Radar Olhar Aguçado(há cerca de 2 horas)
PGR recorre de decisão que afastou aposentadoria como punição a juízes

A PGR (Procuradoria-Geral da República) recorreu da decisão da Primeira Turma do STF (Supremo Tribunal Federal) que afastou a aposentadoria compulsória como punição disciplinar a magistrados. O recurso foi apresentado por meio de embargos de declaração, instrumento utilizado para sanar omissões e contradições em decisões judiciais.

O acórdão contestado pela subprocuradora Elizeta Maria de Paiva entendeu que a aposentadoria compulsória com caráter punitivo perdeu amparo constitucional após a Reforma da Previdência de 2019. Com isso, a Turma fixou que, em casos graves, magistrados ficam sujeitos à perda do cargo.

Um dos pontos do recurso diz respeito à competência para julgar essas ações. A decisão da Turma indicou que, quando a conclusão pela perda do cargo partir do CNJ (Conselho Nacional de Justiça), a ação deve ser proposta diretamente no STF.

A PGR discorda. Para a Procuradoria, a Constituição atribui ao Supremo competência para processar e julgar ações contra o CNJ, e não contra o magistrado investigado. Por isso, uma ação de perda de cargo seria proposta em face do próprio juiz, o que, segundo a PGR, afastaria a competência originária do STF.

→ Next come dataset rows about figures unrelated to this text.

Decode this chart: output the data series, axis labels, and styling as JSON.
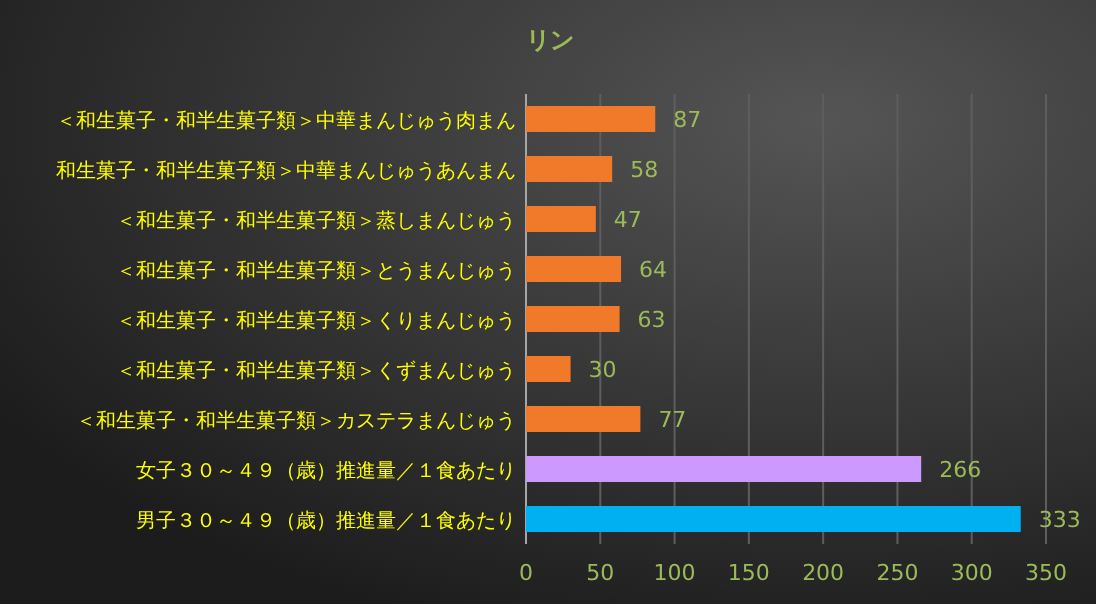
{
  "chart_data": {
    "type": "bar",
    "orientation": "horizontal",
    "title": "リン",
    "categories": [
      "＜和生菓子・和半生菓子類＞中華まんじゅう肉まん",
      "和生菓子・和半生菓子類＞中華まんじゅうあんまん",
      "＜和生菓子・和半生菓子類＞蒸しまんじゅう",
      "＜和生菓子・和半生菓子類＞とうまんじゅう",
      "＜和生菓子・和半生菓子類＞くりまんじゅう",
      "＜和生菓子・和半生菓子類＞くずまんじゅう",
      "＜和生菓子・和半生菓子類＞カステラまんじゅう",
      "女子３０～４９（歳）推進量／１食あたり",
      "男子３０～４９（歳）推進量／１食あたり"
    ],
    "values": [
      87,
      58,
      47,
      64,
      63,
      30,
      77,
      266,
      333
    ],
    "colors": [
      "#f07a2a",
      "#f07a2a",
      "#f07a2a",
      "#f07a2a",
      "#f07a2a",
      "#f07a2a",
      "#f07a2a",
      "#cc99ff",
      "#00b0f0"
    ],
    "xlim": [
      0,
      350
    ],
    "xticks": [
      0,
      50,
      100,
      150,
      200,
      250,
      300,
      350
    ],
    "grid": "x",
    "data_labels": true
  }
}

Outro argumento da Procuradoria é que o modelo adotado pela Turma pode comprometer o direito ao duplo grau de jurisdição. Se a ação já se inicia no STF, o magistrado poderá perder o cargo em único julgamento, sem possibilidade efetiva de revisão por outra instância.

A PGR sustenta ainda que esse arranjo ameaça a vitaliciedade, garantia constitucional que assegura aos juízes estabilidade no cargo como pressuposto de independência funcional.

O recurso também aponta imprecisão no uso da expressão “infrações graves” como fundamento para a perda do cargo. Para a Procuradoria, a sanção precisa estar prevista de forma específica em lei, e não derivar de “juízo genérico” sobre a gravidade da conduta.

Entenda

Apelidada por críticos de “punição-prêmio”, a aposentadoria compulsória afastava o magistrado de suas funções em caso de desvios de conduta, mas garantia a ele o recebimento de proventos proporcionais ao tempo de serviço.

Ao debater o assunto em maio deste ano, a Primeira Turma do STF rejeitou um recurso apresentado pela Procuradoria-Geral da República e manteve uma decisão do ministro Flávio Dino que entendeu que a Reforma da Previdência de 2019 retirou da Constituição a possibilidade de a aposentadoria compulsória ser aplicada como punição máxima.

Naquele julgamento, Dino afirmou que a aposentadoria compulsória “é uma punição que não pune” e disse que a sanção transfere ao contribuinte o custo da penalidade aplicada ao magistrado.

Com a nova interpretação chancelada pelo STF e agora regulamentada pelo CNJ, a punição máxima para desvios graves passa a ser a perda do cargo.